黑眼鏡側著耳朵想要聽得更清楚一些,吳墨伸手“啪”一聲把燈關閉了。
清脆的聲音如同世界上最美妙的音樂,撩得黑眼鏡心都飛了。
吳墨貼在黑眼鏡耳邊吹了口氣,“等會兒,我去拿點東西。
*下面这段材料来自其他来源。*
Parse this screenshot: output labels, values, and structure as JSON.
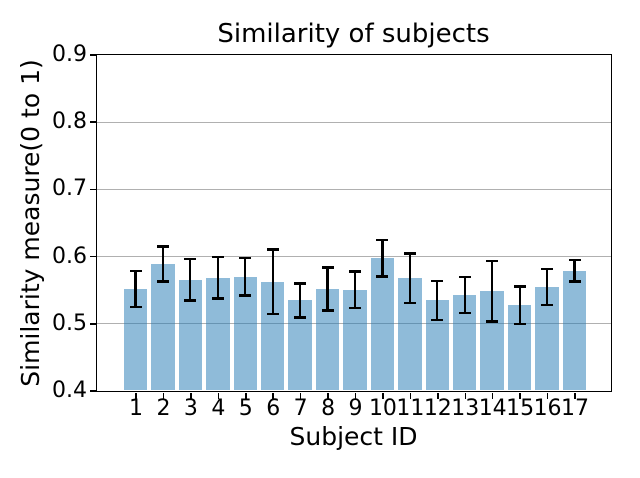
{
  "chart_data": {
    "type": "bar",
    "title": "Similarity of subjects",
    "xlabel": "Subject ID",
    "ylabel": "Similarity measure(0 to 1)",
    "categories": [
      "1",
      "2",
      "3",
      "4",
      "5",
      "6",
      "7",
      "8",
      "9",
      "10",
      "11",
      "12",
      "13",
      "14",
      "15",
      "16",
      "17"
    ],
    "values": [
      0.551,
      0.588,
      0.565,
      0.568,
      0.569,
      0.562,
      0.534,
      0.551,
      0.55,
      0.597,
      0.567,
      0.534,
      0.542,
      0.548,
      0.527,
      0.554,
      0.578
    ],
    "errors": [
      0.027,
      0.026,
      0.031,
      0.031,
      0.028,
      0.048,
      0.025,
      0.032,
      0.027,
      0.027,
      0.037,
      0.029,
      0.027,
      0.045,
      0.028,
      0.027,
      0.016
    ],
    "ylim": [
      0.4,
      0.9
    ],
    "yticks": [
      0.4,
      0.5,
      0.6,
      0.7,
      0.8,
      0.9
    ],
    "grid": true,
    "legend": null,
    "bar_color": "#1f77b4",
    "bar_alpha": 0.5,
    "error_color": "#000000",
    "grid_color": "#b0b0b0",
    "spine_color": "#000000"
  }
}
”
夜里氣氛越發變得曖昧。
直到……
黑眼鏡愕然地望著吳墨,腦袋上仿佛被焊死的墨鏡都有掉下來的趨勢。
“啥玩意?”
使勁摳了摳耳朵,甚至懷疑自己是不是耳屎太多導致一時聽錯了?
吳墨將手里的盤子往前遞了遞。
嘴角向上翹起,一抹優雅的弧度浮現在嘴邊,“別愣著,接著啊!”
曖昧的小泡泡啪嘰啪嘰被掐碎了。
黑眼鏡臉上的笑意徹底垮了。
就知道不會有便宜的事兒。
眼前的美食就是吃不到嘴里,心里跟被小貓抓的似的七上八下鬧騰。
都說中年人的愛情像老房子著火。